Personal information
- Full name: James David Stannard
- Date of birth: 6 October 1962 (age 63)
- Place of birth: Harold Hill, England
- Height: 6 ft 0 in (1.83 m)
- Position: Goalkeeper

Team information
- Current team: Welling United (goalkeeper coach)

Youth career
- Ford United

Senior career*
- Years: Team / Apps / (Gls)
- 1980–1985: Fulham / 41 / (0)
- 1984: → Southend United (loan) / 6 / (0)
- 1985: → Charlton Athletic (loan) / 1 / (0)
- 1985–1987: Southend United / 103 / (0)
- 1987–1995: Fulham / 348 / (1)
- 1995–1999: Gillingham / 106 / (0)
- 2003: Brentford / 0 / (0)
- Total:  / 605 / (1)

Managerial career
- 2005: Redbridge

= Jim Stannard =

English footballer

James David Stannard (born 6 October 1962) is an English retired football goalkeeper. Whilst playing for Gillingham he set a record for the lowest number of goals conceded in a 46-match season in the Football League, when he let in just 20 goals in the 1995–96 season. Until 18 January 2013, he was first-team goalkeeping coach at Southampton. Stannard is currently the first team goalkeeper coach for Welling United.

==Playing career==
Having previously played for non-league Ford United (now Redbridge), Stannard began his professional career with Fulham making his debut against Swindon Town in 1981 (keeping a clean sheet), but managed only 41 Football League appearances for the Craven Cottage club in his first five years, during which he was loaned out to Southend United and Charlton Athletic. In 1985 Southend signed him on a permanent basis and he made over 100 appearances before being sold back to Fulham in 1987.

For the next eight years he was Fulham's first-choice keeper. He was affectionately known by Fulham supporters as "He's fat, he's round, he's worth a million pounds" or "He's fat, he's round, he can't get off the ground". But Stannard never played against many top English teams as his term was during a time when Fulham were in the lower divisions of the Football League.

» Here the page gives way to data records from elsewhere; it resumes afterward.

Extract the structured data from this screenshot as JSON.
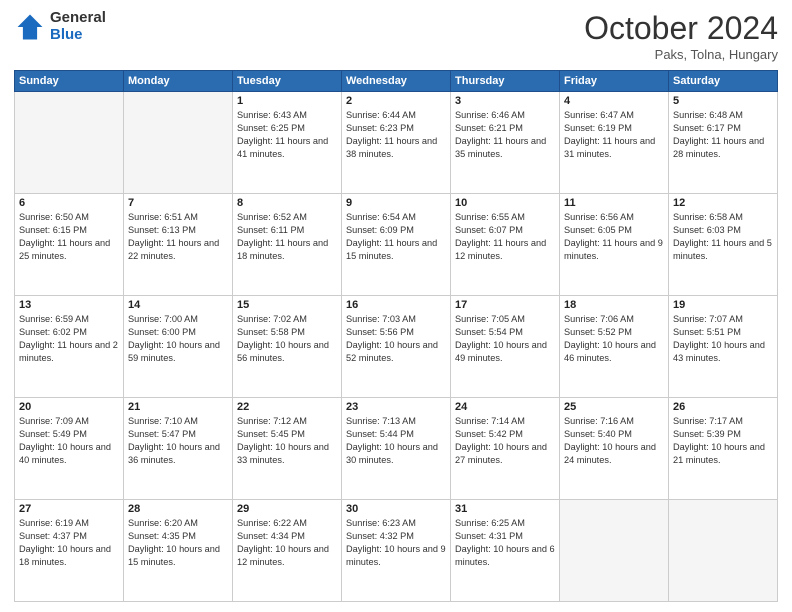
{
  "header": {
    "logo_general": "General",
    "logo_blue": "Blue",
    "title": "October 2024",
    "location": "Paks, Tolna, Hungary"
  },
  "weekdays": [
    "Sunday",
    "Monday",
    "Tuesday",
    "Wednesday",
    "Thursday",
    "Friday",
    "Saturday"
  ],
  "weeks": [
    [
      {
        "day": "",
        "info": ""
      },
      {
        "day": "",
        "info": ""
      },
      {
        "day": "1",
        "info": "Sunrise: 6:43 AM\nSunset: 6:25 PM\nDaylight: 11 hours and 41 minutes."
      },
      {
        "day": "2",
        "info": "Sunrise: 6:44 AM\nSunset: 6:23 PM\nDaylight: 11 hours and 38 minutes."
      },
      {
        "day": "3",
        "info": "Sunrise: 6:46 AM\nSunset: 6:21 PM\nDaylight: 11 hours and 35 minutes."
      },
      {
        "day": "4",
        "info": "Sunrise: 6:47 AM\nSunset: 6:19 PM\nDaylight: 11 hours and 31 minutes."
      },
      {
        "day": "5",
        "info": "Sunrise: 6:48 AM\nSunset: 6:17 PM\nDaylight: 11 hours and 28 minutes."
      }
    ],
    [
      {
        "day": "6",
        "info": "Sunrise: 6:50 AM\nSunset: 6:15 PM\nDaylight: 11 hours and 25 minutes."
      },
      {
        "day": "7",
        "info": "Sunrise: 6:51 AM\nSunset: 6:13 PM\nDaylight: 11 hours and 22 minutes."
      },
      {
        "day": "8",
        "info": "Sunrise: 6:52 AM\nSunset: 6:11 PM\nDaylight: 11 hours and 18 minutes."
      },
      {
        "day": "9",
        "info": "Sunrise: 6:54 AM\nSunset: 6:09 PM\nDaylight: 11 hours and 15 minutes."
      },
      {
        "day": "10",
        "info": "Sunrise: 6:55 AM\nSunset: 6:07 PM\nDaylight: 11 hours and 12 minutes."
      },
      {
        "day": "11",
        "info": "Sunrise: 6:56 AM\nSunset: 6:05 PM\nDaylight: 11 hours and 9 minutes."
      },
      {
        "day": "12",
        "info": "Sunrise: 6:58 AM\nSunset: 6:03 PM\nDaylight: 11 hours and 5 minutes."
      }
    ],
    [
      {
        "day": "13",
        "info": "Sunrise: 6:59 AM\nSunset: 6:02 PM\nDaylight: 11 hours and 2 minutes."
      },
      {
        "day": "14",
        "info": "Sunrise: 7:00 AM\nSunset: 6:00 PM\nDaylight: 10 hours and 59 minutes."
      },
      {
        "day": "15",
        "info": "Sunrise: 7:02 AM\nSunset: 5:58 PM\nDaylight: 10 hours and 56 minutes."
      },
      {
        "day": "16",
        "info": "Sunrise: 7:03 AM\nSunset: 5:56 PM\nDaylight: 10 hours and 52 minutes."
      },
      {
        "day": "17",
        "info": "Sunrise: 7:05 AM\nSunset: 5:54 PM\nDaylight: 10 hours and 49 minutes."
      },
      {
        "day": "18",
        "info": "Sunrise: 7:06 AM\nSunset: 5:52 PM\nDaylight: 10 hours and 46 minutes."
      },
      {
        "day": "19",
        "info": "Sunrise: 7:07 AM\nSunset: 5:51 PM\nDaylight: 10 hours and 43 minutes."
      }
    ],
    [
      {
        "day": "20",
        "info": "Sunrise: 7:09 AM\nSunset: 5:49 PM\nDaylight: 10 hours and 40 minutes."
      },
      {
        "day": "21",
        "info": "Sunrise: 7:10 AM\nSunset: 5:47 PM\nDaylight: 10 hours and 36 minutes."
      },
      {
        "day": "22",
        "info": "Sunrise: 7:12 AM\nSunset: 5:45 PM\nDaylight: 10 hours and 33 minutes."
      },
      {
        "day": "23",
        "info": "Sunrise: 7:13 AM\nSunset: 5:44 PM\nDaylight: 10 hours and 30 minutes."
      },
      {
        "day": "24",
        "info": "Sunrise: 7:14 AM\nSunset: 5:42 PM\nDaylight: 10 hours and 27 minutes."
      },
      {
        "day": "25",
        "info": "Sunrise: 7:16 AM\nSunset: 5:40 PM\nDaylight: 10 hours and 24 minutes."
      },
      {
        "day": "26",
        "info": "Sunrise: 7:17 AM\nSunset: 5:39 PM\nDaylight: 10 hours and 21 minutes."
      }
    ],
    [
      {
        "day": "27",
        "info": "Sunrise: 6:19 AM\nSunset: 4:37 PM\nDaylight: 10 hours and 18 minutes."
      },
      {
        "day": "28",
        "info": "Sunrise: 6:20 AM\nSunset: 4:35 PM\nDaylight: 10 hours and 15 minutes."
      },
      {
        "day": "29",
        "info": "Sunrise: 6:22 AM\nSunset: 4:34 PM\nDaylight: 10 hours and 12 minutes."
      },
      {
        "day": "30",
        "info": "Sunrise: 6:23 AM\nSunset: 4:32 PM\nDaylight: 10 hours and 9 minutes."
      },
      {
        "day": "31",
        "info": "Sunrise: 6:25 AM\nSunset: 4:31 PM\nDaylight: 10 hours and 6 minutes."
      },
      {
        "day": "",
        "info": ""
      },
      {
        "day": "",
        "info": ""
      }
    ]
  ]
}
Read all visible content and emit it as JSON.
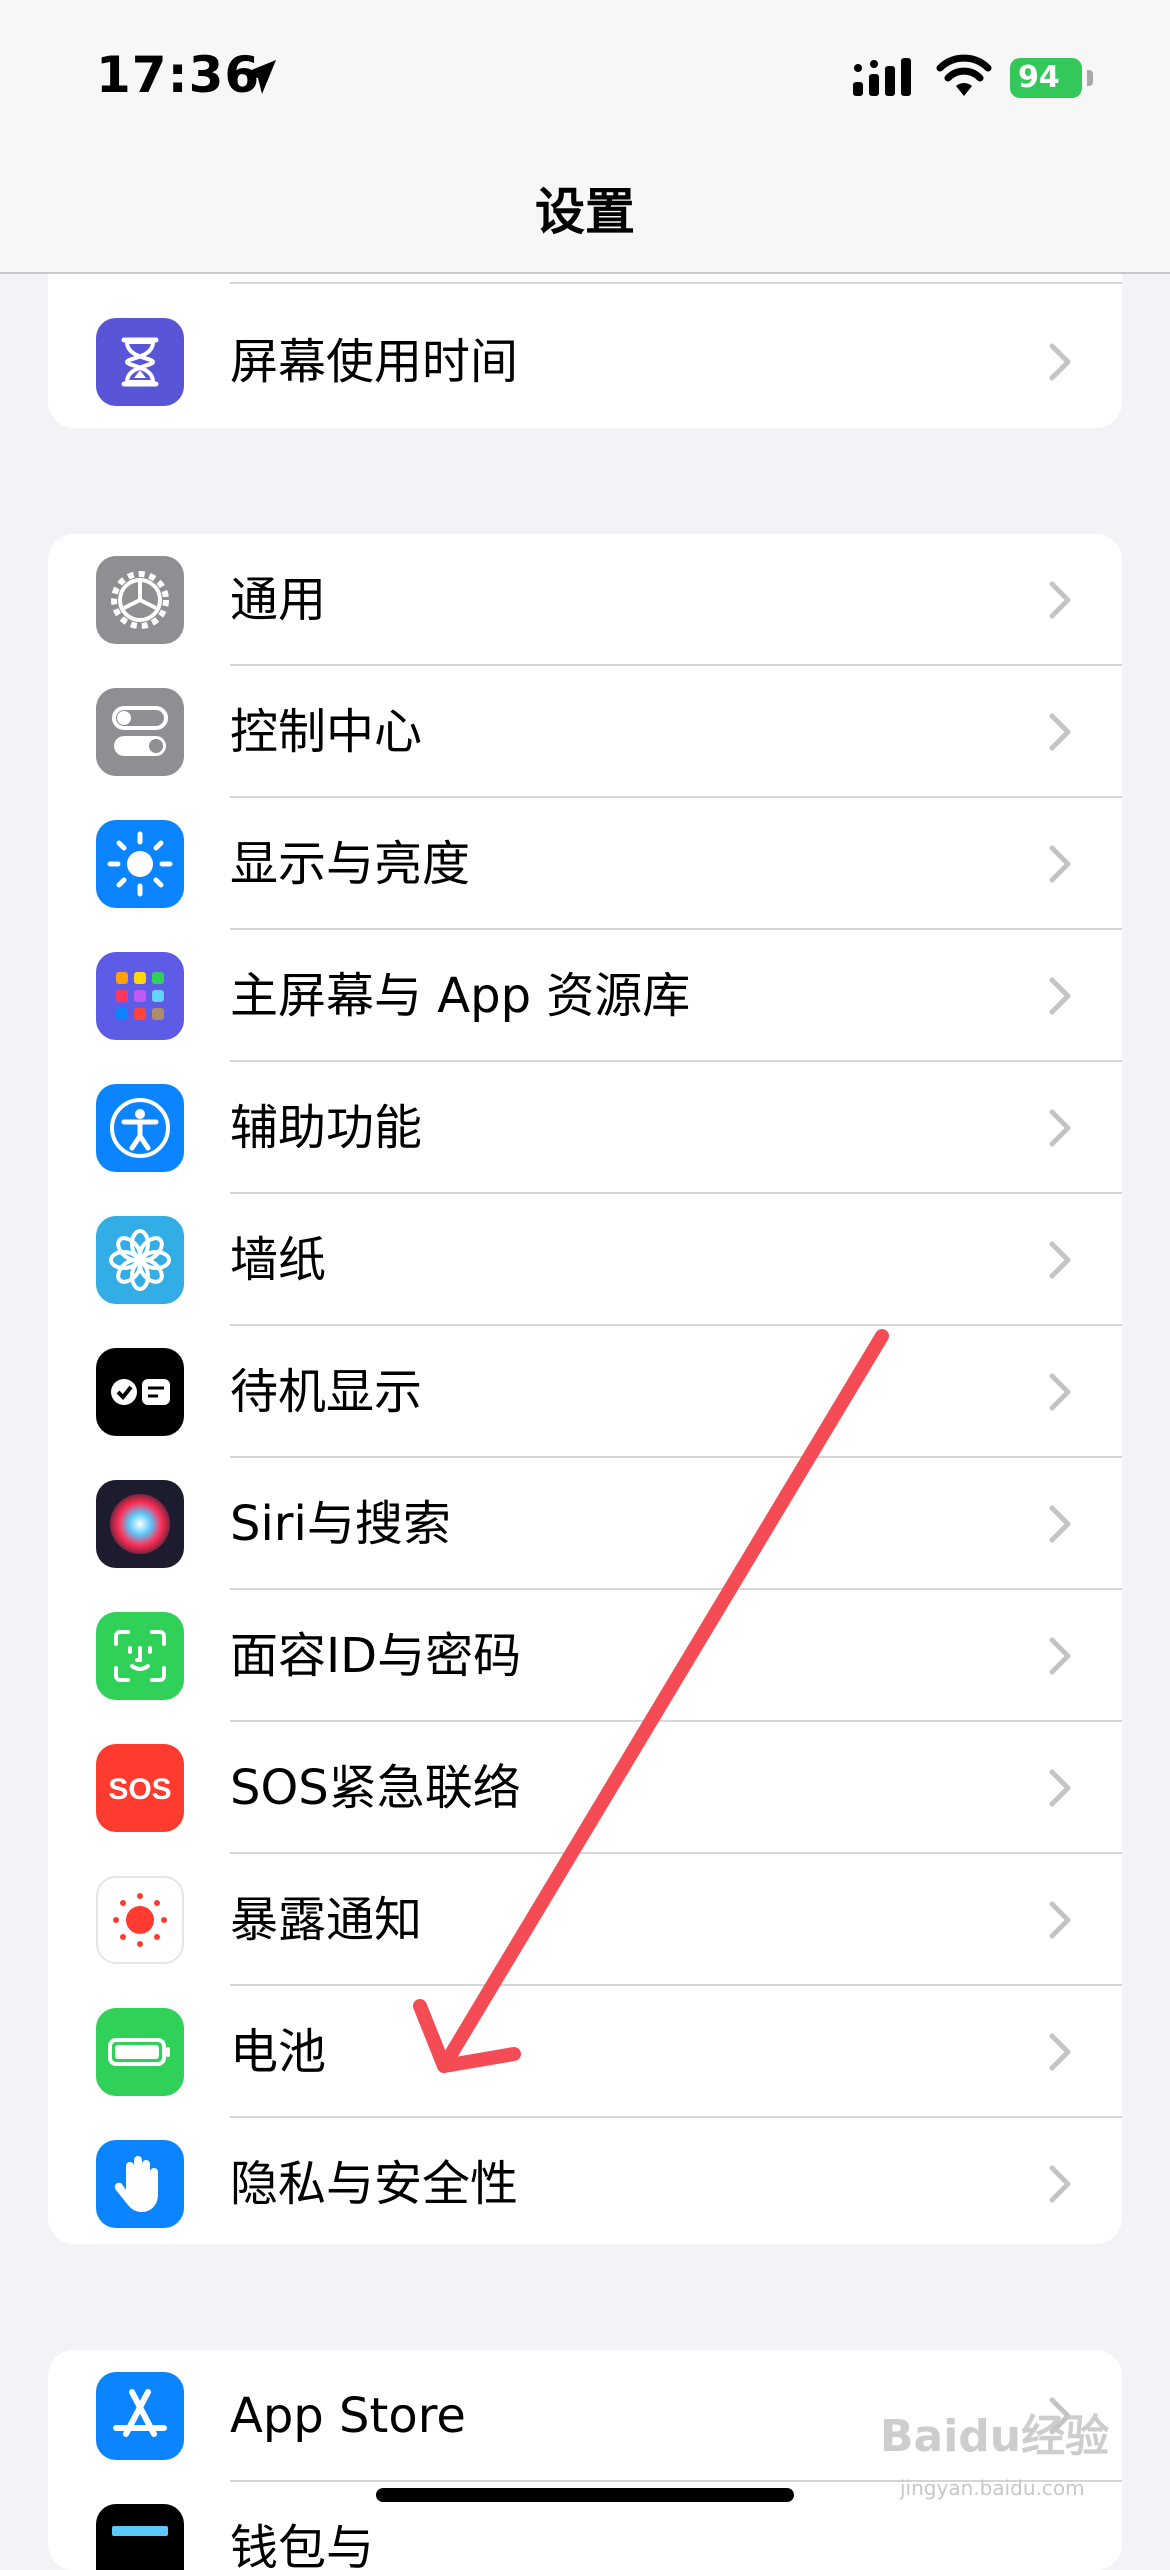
{
  "status_bar": {
    "time": "17:36",
    "battery": "94"
  },
  "nav": {
    "title": "设置"
  },
  "groups": [
    {
      "items": [
        {
          "label": "屏幕使用时间",
          "icon": "hourglass-icon"
        }
      ]
    },
    {
      "items": [
        {
          "label": "通用",
          "icon": "gear-icon"
        },
        {
          "label": "控制中心",
          "icon": "toggles-icon"
        },
        {
          "label": "显示与亮度",
          "icon": "sun-icon"
        },
        {
          "label": "主屏幕与 App 资源库",
          "icon": "app-grid-icon"
        },
        {
          "label": "辅助功能",
          "icon": "accessibility-icon"
        },
        {
          "label": "墙纸",
          "icon": "flower-icon"
        },
        {
          "label": "待机显示",
          "icon": "standby-icon"
        },
        {
          "label": "Siri与搜索",
          "icon": "siri-icon"
        },
        {
          "label": "面容ID与密码",
          "icon": "face-id-icon"
        },
        {
          "label": "SOS紧急联络",
          "icon": "sos-icon"
        },
        {
          "label": "暴露通知",
          "icon": "exposure-icon"
        },
        {
          "label": "电池",
          "icon": "battery-icon"
        },
        {
          "label": "隐私与安全性",
          "icon": "hand-icon"
        }
      ]
    },
    {
      "items": [
        {
          "label": "App Store",
          "icon": "app-store-icon"
        },
        {
          "label": "钱包与",
          "icon": "wallet-icon"
        }
      ]
    }
  ],
  "watermark": {
    "brand": "Baidu经验",
    "sub": "jingyan.baidu.com"
  }
}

In 1995 manager Tony Pulis made him one of his first signings for Gillingham and, despite the fans' initial reservations about his age and burly build, Stannard proved instrumental in the Kent club's promotion from Division Three as he let in just 20 goals all season, a then-record for a 46-match league season (since surpassed by Burnley in 2024-25), while keeping 29 clean sheets. Stannard was named in the 1995–96 PFA Division Three Team of the Year.

Stannard retired in 1999, but came out of retirement to sign for Division Two side Brentford on a non-contract basis in 2003, backing up Alan Julian for two matches during the early months of the 2003–04 season.

==Coaching career==
Stannard was forced to retire in 1999 due to injury and later served as goalkeeping coach at Gillingham and Brentford. In January 2005 he was appointed manager of non-league Redbridge, the club where he had started his career in 1980, but his reign only lasted until October of the same year. It was announced in July 2007 that he had returned to Gillingham as goalkeeping coach on a part-time basis. Stannard later served as goalkeeping coach for Crystal Palace from January 2008, until he was made redundant in May 2010. After this, he again returned to Gillingham on a part-time basis.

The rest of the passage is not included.